Auf der anderen Seite musste Kiel zwischenzeitig ohne Leistungsträger wie Sander Sagosen und Steffen Weinhold antreten, lief Flensburg nur mit halbem Rückraum auf. So gut ein Kader auch aufgestellt sein mag, bei der Fülle an Terminen und dem regelmäßig hohen Anspruch durch die Gegner steckt das kein Team weg. Das sieht bei den Füchsen nicht anders aus. Durch die Ausfälle von Marko Kopljar und Viran Morros war das Abwehrzentrum ausschlaggebend geschwächt. Zusätzlich fehlen mit Paul Drux und Fabian Wiede zwei wichtige Entscheidungsträger im Angriff, sodass der Spielfluss häufig einer statischen Isolation weichen musste.

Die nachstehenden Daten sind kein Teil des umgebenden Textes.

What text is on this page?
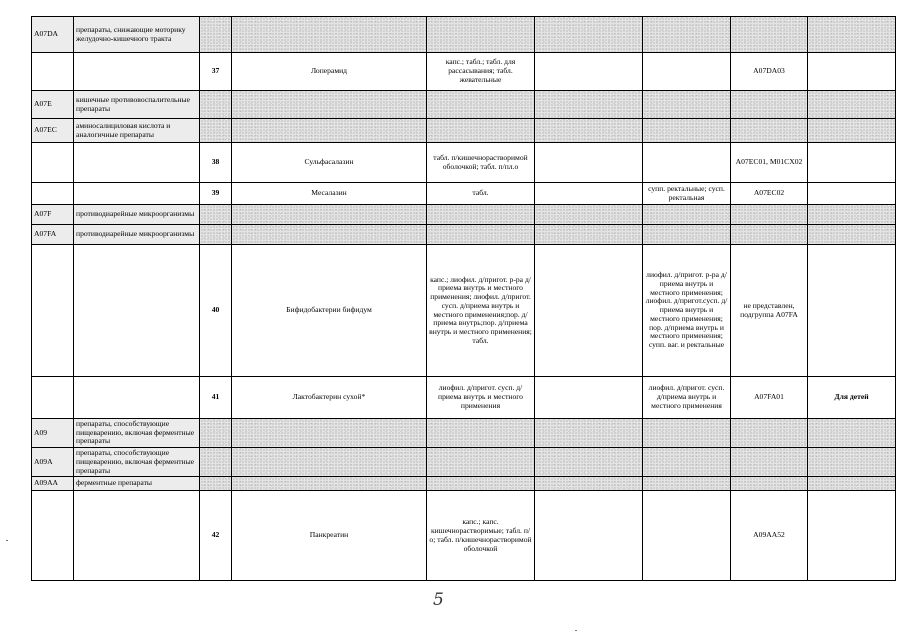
A07DA	препараты, снижающие моторику желудочно-кишечного тракта							
		37	Лоперамид	капс.; табл.; табл. для рассасывания; табл. жевательные			A07DA03	
A07E	кишечные противовоспалительные препараты							
A07EC	аминосалициловая кислота и аналогичные препараты							
		38	Сульфасалазин	табл. п/кишечнорастворимой оболочкой; табл. п/пл.о			A07EC01, M01CX02	
		39	Месалазин	табл.		супп. ректальные; сусп. ректальная	A07EC02	
A07F	противодиарейные микроорганизмы							
A07FA	противодиарейные микроорганизмы							
		40	Бифидобактерии бифидум	капс.; лиофил. д/пригот. р-ра д/приема внутрь и местного применения; лиофил. д/пригот. сусп. д/приема внутрь и местного применения;пор. д/приема внутрь;пор. д/приема внутрь и местного применения; табл.		лиофил. д/пригот. р-ра д/приема внутрь и местного применения; лиофил. д/пригот.сусп. д/приема внутрь и местного применения; пор. д/приема внутрь и местного применения; супп. ваг. и ректальные	не представлен, подгруппа A07FA	
		41	Лактобактерин сухой*	лиофил. д/пригот. сусп. д/приема внутрь и местного применения		лиофил. д/пригот. сусп. д/приема внутрь и местного применения	A07FA01	Для детей
A09	препараты, способствующие пищеварению, включая ферментные препараты							
A09A	препараты, способствующие пищеварению, включая ферментные препараты							
A09AA	ферментные препараты							
		42	Панкреатин	капс.; капс. кишечнорастворимые; табл. п/о; табл. п/кишечнорастворимой оболочкой			A09AA52	
5
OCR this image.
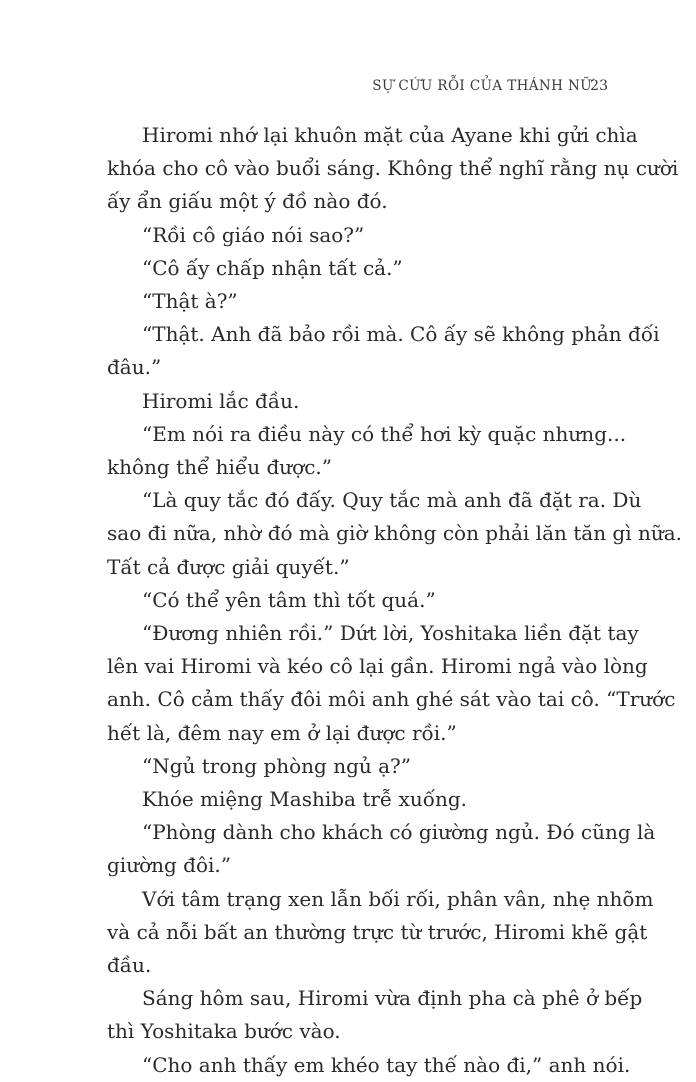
SỰ CỨU RỖI CỦA THÁNH NỮ
23
Hiromi nhớ lại khuôn mặt của Ayane khi gửi chìa
khóa cho cô vào buổi sáng. Không thể nghĩ rằng nụ cười
ấy ẩn giấu một ý đồ nào đó.
“Rồi cô giáo nói sao?”
“Cô ấy chấp nhận tất cả.”
“Thật à?”
“Thật. Anh đã bảo rồi mà. Cô ấy sẽ không phản đối
đâu.”
Hiromi lắc đầu.
“Em nói ra điều này có thể hơi kỳ quặc nhưng...
không thể hiểu được.”
“Là quy tắc đó đấy. Quy tắc mà anh đã đặt ra. Dù
sao đi nữa, nhờ đó mà giờ không còn phải lăn tăn gì nữa.
Tất cả được giải quyết.”
“Có thể yên tâm thì tốt quá.”
“Đương nhiên rồi.” Dứt lời, Yoshitaka liền đặt tay
lên vai Hiromi và kéo cô lại gần. Hiromi ngả vào lòng
anh. Cô cảm thấy đôi môi anh ghé sát vào tai cô. “Trước
hết là, đêm nay em ở lại được rồi.”
“Ngủ trong phòng ngủ ạ?”
Khóe miệng Mashiba trễ xuống.
“Phòng dành cho khách có giường ngủ. Đó cũng là
giường đôi.”
Với tâm trạng xen lẫn bối rối, phân vân, nhẹ nhõm
và cả nỗi bất an thường trực từ trước, Hiromi khẽ gật
đầu.
Sáng hôm sau, Hiromi vừa định pha cà phê ở bếp
thì Yoshitaka bước vào.
“Cho anh thấy em khéo tay thế nào đi,” anh nói.
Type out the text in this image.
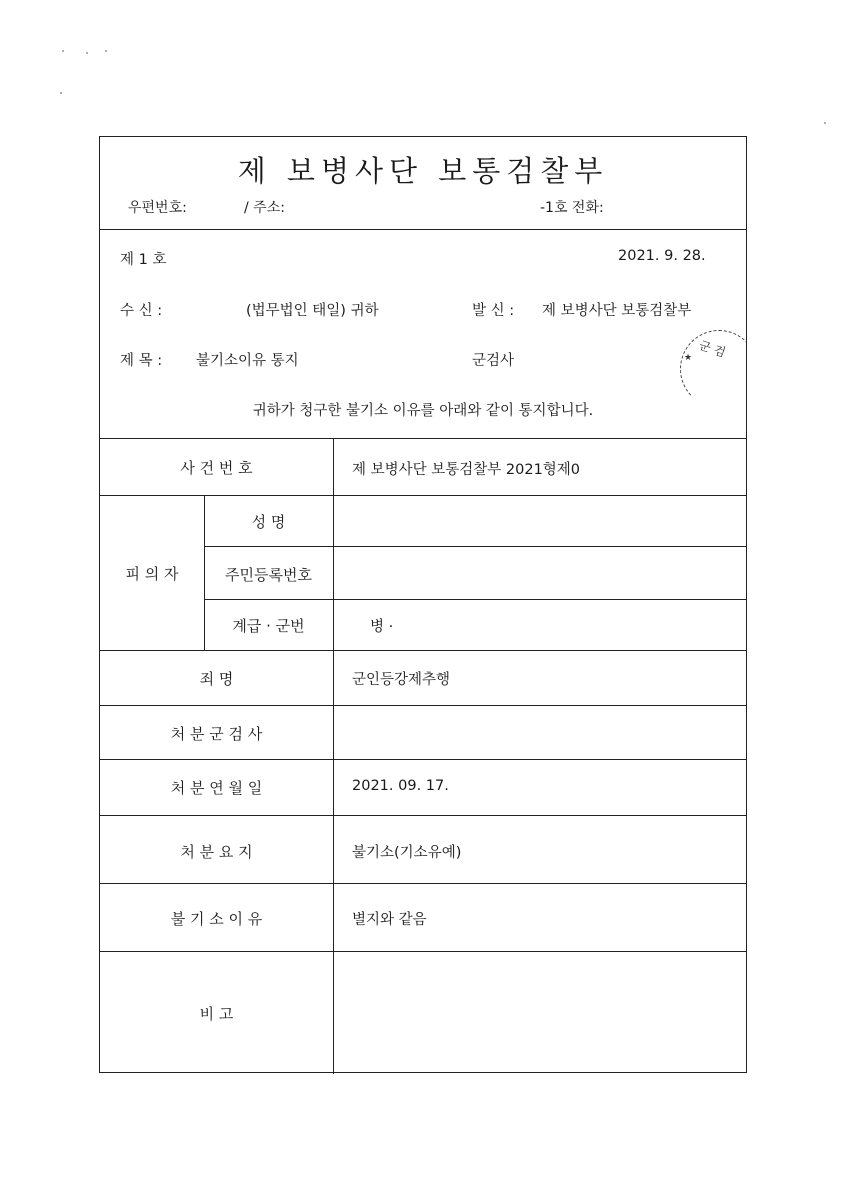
제 보병사단 보통검찰부
우편번호:	/ 주소:	-1호 전화:
제 1 호	2021. 9. 28.
수 신 :	(법무법인 태일) 귀하	발 신 : 제 보병사단 보통검찰부
제 목 : 불기소이유 통지	군검사	★ 군 검
귀하가 청구한 불기소 이유를 아래와 같이 통지합니다.
사 건 번 호	제 보병사단 보통검찰부 2021형제0
피 의 자
성 명
주민등록번호
계급 · 군번	병 ·
죄 명	군인등강제추행
처 분 군 검 사
처 분 연 월 일	2021. 09. 17.
처 분 요 지	불기소(기소유예)
불 기 소 이 유	별지와 같음
비 고
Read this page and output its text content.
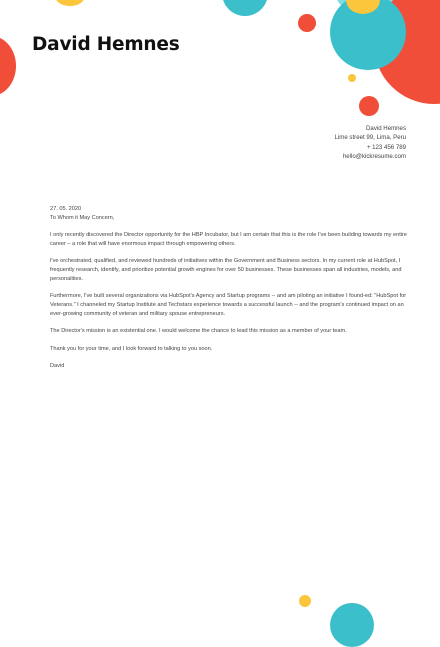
David Hemnes
David Hemnes
Lime street 99, Lima, Peru
+ 123 456 789
hello@kickresume.com

27. 05. 2020

To Whom it May Concern,

I only recently discovered the Director opportunity for the HBP Incubator, but I am certain that this is the role I've been building towards my entire career – a role that will have enormous impact through empowering others.

I've orchestrated, qualified, and reviewed hundreds of initiatives within the Government and Business sectors. In my current role at HubSpot, I frequently research, identify, and prioritize potential growth engines for over 50 businesses. These businesses span all industries, models, and personalities.

Furthermore, I've built several organizations via HubSpot's Agency and Startup programs -- and am piloting an initiative I found-ed: "HubSpot for Veterans." I channeled my Startup Institute and Techstars experience towards a successful launch -- and the program's continued impact on an ever-growing community of veteran and military spouse entrepreneurs.

The Director's mission is an existential one. I would welcome the chance to lead this mission as a member of your team.

Thank you for your time, and I look forward to talking to you soon.

David
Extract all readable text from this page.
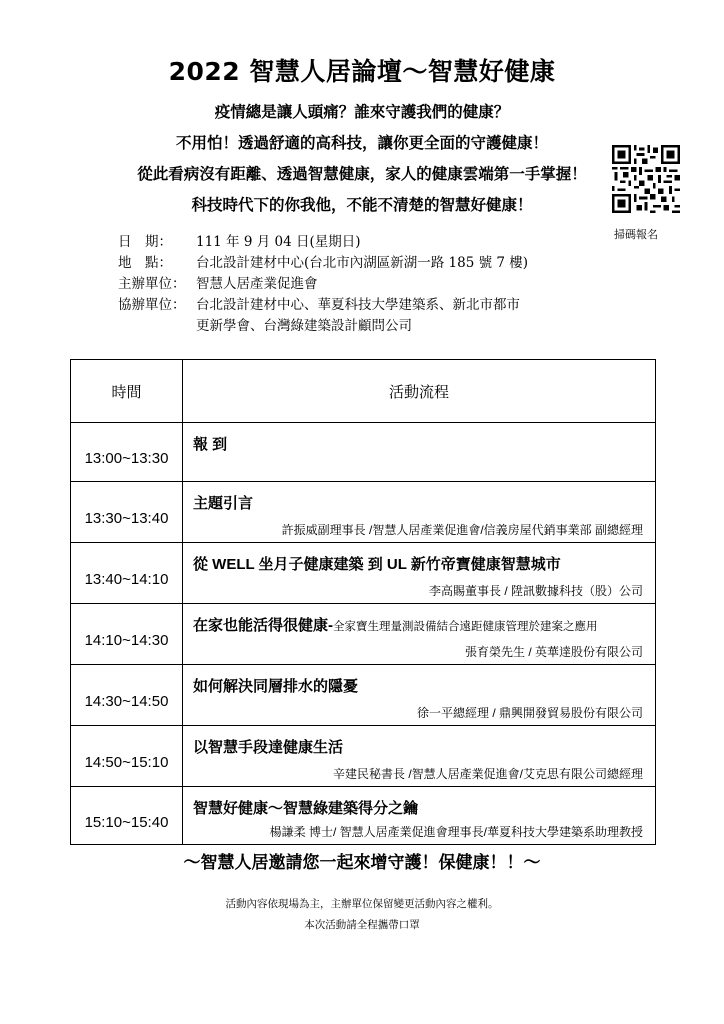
2022 智慧人居論壇～智慧好健康
疫情總是讓人頭痛？誰來守護我們的健康？
不用怕！透過舒適的高科技，讓你更全面的守護健康！
從此看病沒有距離、透過智慧健康，家人的健康雲端第一手掌握！
科技時代下的你我他，不能不清楚的智慧好健康！
掃碼報名
日　期：	111 年 9 月 04 日(星期日)
地　點：	台北設計建材中心(台北市內湖區新湖一路 185 號 7 樓)
主辦單位： 智慧人居產業促進會
協辦單位： 台北設計建材中心、華夏科技大學建築系、新北市都市
更新學會、台灣綠建築設計顧問公司
時間	活動流程
13:00~13:30	報 到

13:30~13:40	主題引言
許振威副理事長 /智慧人居產業促進會/信義房屋代銷事業部 副總經理

13:40~14:10	從 WELL 坐月子健康建築 到 UL 新竹帝寶健康智慧城市
李高賜董事長 / 陞訊數據科技（股）公司

14:10~14:30	在家也能活得很健康-全家寶生理量測設備結合遠距健康管理於建案之應用
張育榮先生 / 英華達股份有限公司

14:30~14:50	如何解決同層排水的隱憂
徐一平總經理 / 鼎興開發貿易股份有限公司

14:50~15:10	以智慧手段達健康生活
辛建民秘書長 /智慧人居產業促進會/艾克思有限公司總經理

15:10~15:40	智慧好健康～智慧綠建築得分之鑰
楊謙柔 博士/ 智慧人居產業促進會理事長/華夏科技大學建築系助理教授
～智慧人居邀請您一起來增守護！保健康！！～
活動內容依現場為主，主辦單位保留變更活動內容之權利。
本次活動請全程攜帶口罩
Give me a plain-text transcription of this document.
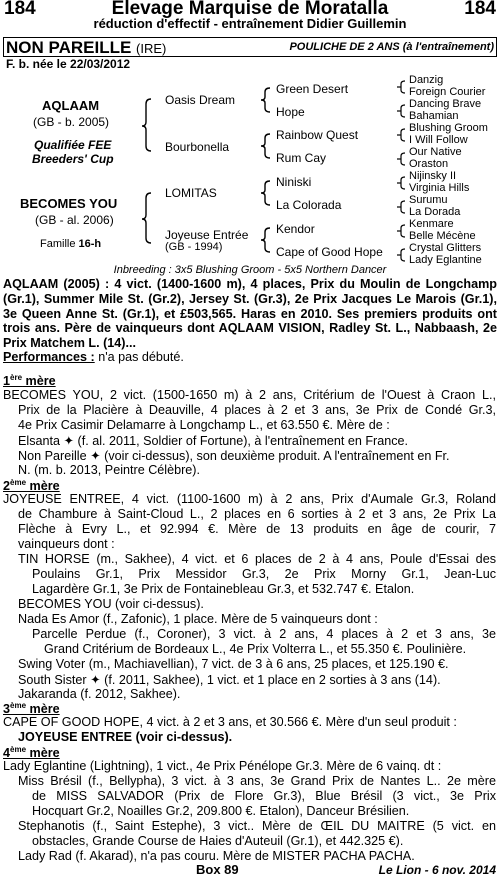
184	Elevage Marquise de Moratalla	184
réduction d'effectif - entraînement Didier Guillemin
NON PAREILLE (IRE)	POULICHE DE 2 ANS (à l'entraînement)
F. b. née le 22/03/2012
AQLAAM
(GB - b. 2005)
Qualifiée FEE
Breeders' Cup
BECOMES YOU
(GB - al. 2006)
Famille 16-h
Oasis Dream
Bourbonella
LOMITAS
Joyeuse Entrée
(GB - 1994)
Green Desert
Hope
Rainbow Quest
Rum Cay
Niniski
La Colorada
Kendor
Cape of Good Hope
Danzig
Foreign Courier
Dancing Brave
Bahamian
Blushing Groom
I Will Follow
Our Native
Oraston
Nijinsky II
Virginia Hills
Surumu
La Dorada
Kenmare
Belle Mécène
Crystal Glitters
Lady Eglantine
Inbreeding : 3x5 Blushing Groom - 5x5 Northern Dancer
AQLAAM (2005) : 4 vict. (1400-1600 m), 4 places, Prix du Moulin de Longchamp (Gr.1), Summer Mile St. (Gr.2), Jersey St. (Gr.3), 2e Prix Jacques Le Marois (Gr.1), 3e Queen Anne St. (Gr.1), et £503,565. Haras en 2010. Ses premiers produits ont trois ans. Père de vainqueurs dont AQLAAM VISION, Radley St. L., Nabbaash, 2e Prix Matchem L. (14)...
Performances : n'a pas débuté.
1ère mère
BECOMES YOU, 2 vict. (1500-1650 m) à 2 ans, Critérium de l'Ouest à Craon L.,
Prix de la Placière à Deauville, 4 places à 2 et 3 ans, 3e Prix de Condé Gr.3,
4e Prix Casimir Delamarre à Longchamp L., et 63.550 €. Mère de :
Elsanta ✦ (f. al. 2011, Soldier of Fortune), à l'entraînement en France.
Non Pareille ✦ (voir ci-dessus), son deuxième produit. A l'entraînement en Fr.
N. (m. b. 2013, Peintre Célèbre).
2ème mère
JOYEUSE ENTREE, 4 vict. (1100-1600 m) à 2 ans, Prix d'Aumale Gr.3, Roland
de Chambure à Saint-Cloud L., 2 places en 6 sorties à 2 et 3 ans, 2e Prix La
Flèche à Evry L., et 92.994 €. Mère de 13 produits en âge de courir, 7
vainqueurs dont :
TIN HORSE (m., Sakhee), 4 vict. et 6 places de 2 à 4 ans, Poule d'Essai des
Poulains Gr.1, Prix Messidor Gr.3, 2e Prix Morny Gr.1, Jean-Luc
Lagardère Gr.1, 3e Prix de Fontainebleau Gr.3, et 532.747 €. Etalon.
BECOMES YOU (voir ci-dessus).
Nada Es Amor (f., Zafonic), 1 place. Mère de 5 vainqueurs dont :
Parcelle Perdue (f., Coroner), 3 vict. à 2 ans, 4 places à 2 et 3 ans, 3e
Grand Critérium de Bordeaux L., 4e Prix Volterra L., et 55.350 €. Poulinière.
Swing Voter (m., Machiavellian), 7 vict. de 3 à 6 ans, 25 places, et 125.190 €.
South Sister ✦ (f. 2011, Sakhee), 1 vict. et 1 place en 2 sorties à 3 ans (14).
Jakaranda (f. 2012, Sakhee).
3ème mère
CAPE OF GOOD HOPE, 4 vict. à 2 et 3 ans, et 30.566 €. Mère d'un seul produit :
JOYEUSE ENTREE (voir ci-dessus).
4ème mère
Lady Eglantine (Lightning), 1 vict., 4e Prix Pénélope Gr.3. Mère de 6 vainq. dt :
Miss Brésil (f., Bellypha), 3 vict. à 3 ans, 3e Grand Prix de Nantes L.. 2e mère
de MISS SALVADOR (Prix de Flore Gr.3), Blue Brésil (3 vict., 3e Prix
Hocquart Gr.2, Noailles Gr.2, 209.800 €. Etalon), Danceur Brésilien.
Stephanotis (f., Saint Estephe), 3 vict.. Mère de ŒIL DU MAITRE (5 vict. en
obstacles, Grande Course de Haies d'Auteuil (Gr.1), et 442.325 €).
Lady Rad (f. Akarad), n'a pas couru. Mère de MISTER PACHA PACHA.
Box 89	Le Lion - 6 nov. 2014
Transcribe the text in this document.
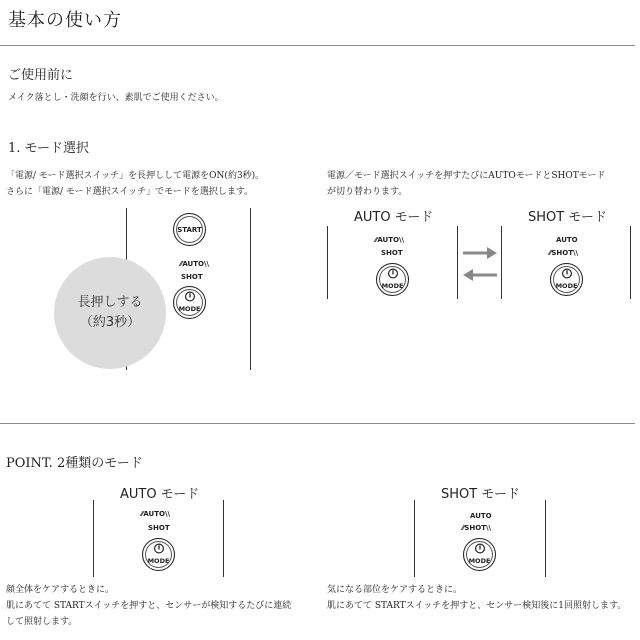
基本の使い方
ご使用前に
メイク落とし・洗顔を行い、素肌でご使用ください。
1. モード選択
「電源/ モード選択スイッチ」を長押しして電源をON(約3秒)。
さらに「電源/ モード選択スイッチ」でモードを選択します。
START
⁄⁄AUTO\\
SHOT
MODE
長押しする
（約3秒）
電源／モード選択スイッチを押すたびにAUTOモードとSHOTモード
が切り替わります。
AUTO モード	SHOT モード
⁄⁄AUTO\\
SHOT
MODE
AUTO
⁄⁄SHOT\\
MODE
POINT. 2種類のモード
AUTO モード	SHOT モード
⁄⁄AUTO\\
SHOT
MODE
AUTO
⁄⁄SHOT\\
MODE
顔全体をケアするときに。
肌にあてて STARTスイッチを押すと、センサーが検知するたびに連続
して照射します。
気になる部位をケアするときに。
肌にあてて STARTスイッチを押すと、センサー検知後に1回照射します。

„Man merkt, dass wir in dieser Konstellation noch nicht so oft trainiert haben und dadurch mehr Individualhandball spielen“, sagte deshalb Jacob Holm, dem es derzeit zusammen mit seinem dänischen Landsmann Lasse Andersson wohl am ehesten gelingt, die in der Offensive entstandene Lücke zu schließen.

Da sich an der Verletztenliste in Presov nichts ändern wird, wird Holm wieder besonders gefragt sein. Danach hat die Mannschaft immerhin bis Sonntag Zeit, bevor die nächste Partie terminiert ist. Zeit für Regeneration und auch für die Rückkehr einiger Verletzter.